“Stephen! Stephen! what has happened?” cried the girl, her lips upon his cheek.
“It—it caught me,” gasped the lad. “I ran from The Peel, and it caught me, clawed upon my thrapple, and left me here. I pinned my neckcloth on the dog.”
He leaned upon the woman, helpless in his terror. “Bring me the wine!” she bade her master, and old Wanlock stumbled back to fetch it.
“Oh, Stephen! Stephen! what were ye doing at The Peel?” she asked. “Ye know ye promised me—”
“I could not help myself,” he answered, “knowing what was in the well. ’Twas that that kept me in the country. I got it out and was making off with it when I heard the eerie laugh again. I dropped the plunder at the very door of Mellish when the de’il was on me. He was no bigger than a bairn, but he kept upon my heels till I got here, and then he leaped.”
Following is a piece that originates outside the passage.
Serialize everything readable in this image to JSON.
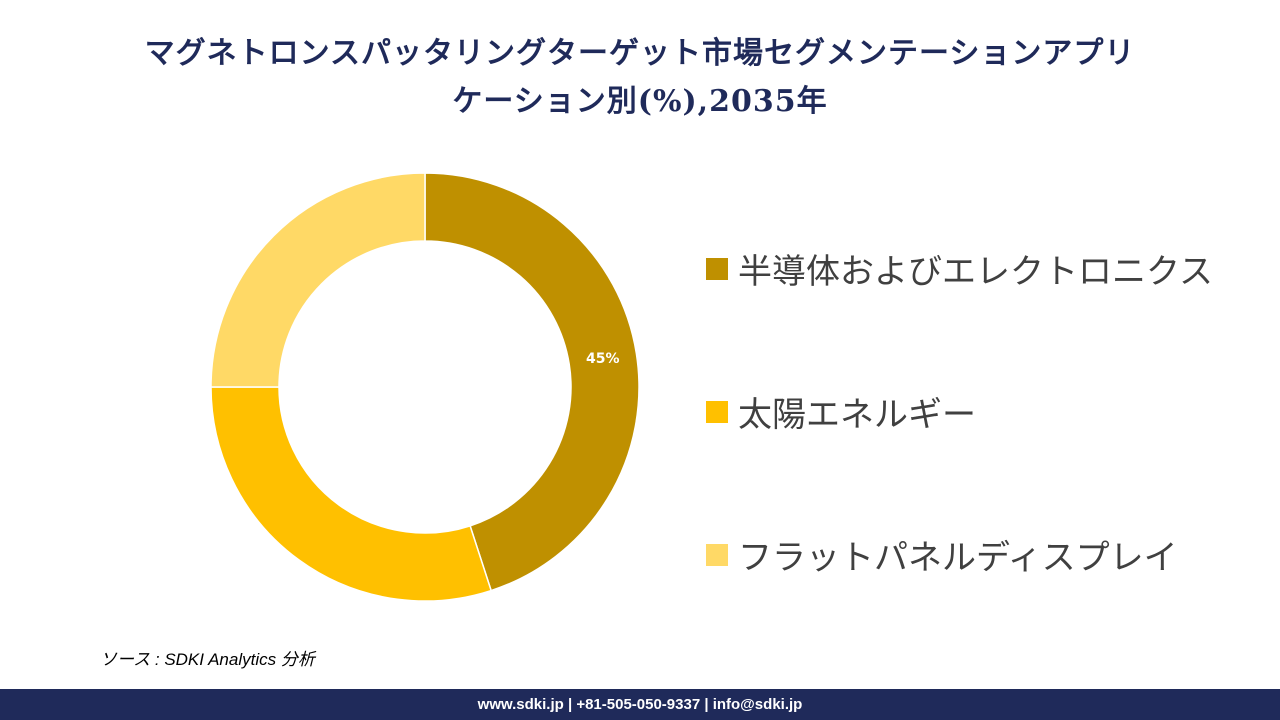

“My Stephen! oh, my Stephen!” cried the woman, fondling him upon her breast, and he hung within her arms. A snarl came from the shadows: a creature smelling of mould and rotten leafage, clothed as in ragged lichens, contorted like a pollard willow, leaped at the throat of Stephen and crushed it like a paste, then fled with the bittern call.
Old Wanlock heard the woman shriek: he tottered with the goblet from the lodge and came within the circuit of the candles where she knelt beside her lover.
“He’s gone! he’s gone!” she cried, demented. “The devil has strangled him,” and at the moment passed the ghost of Stephen Wanlock.
“I knew it,” said the father—“very well I knew it: the sixth blow! There is no discharge in this war!” His head seemed filled with wool: his blood went curdling in its channels, and he staggered on his feet. Raising the goblet till it chattered on his teeth, he drained it at a draught, and the woman, heedless, straightened out the body of his son.
She heard her master choke: she turned to see his face convulsed, his eyeballs staring, and the empty flagon falling from his hand.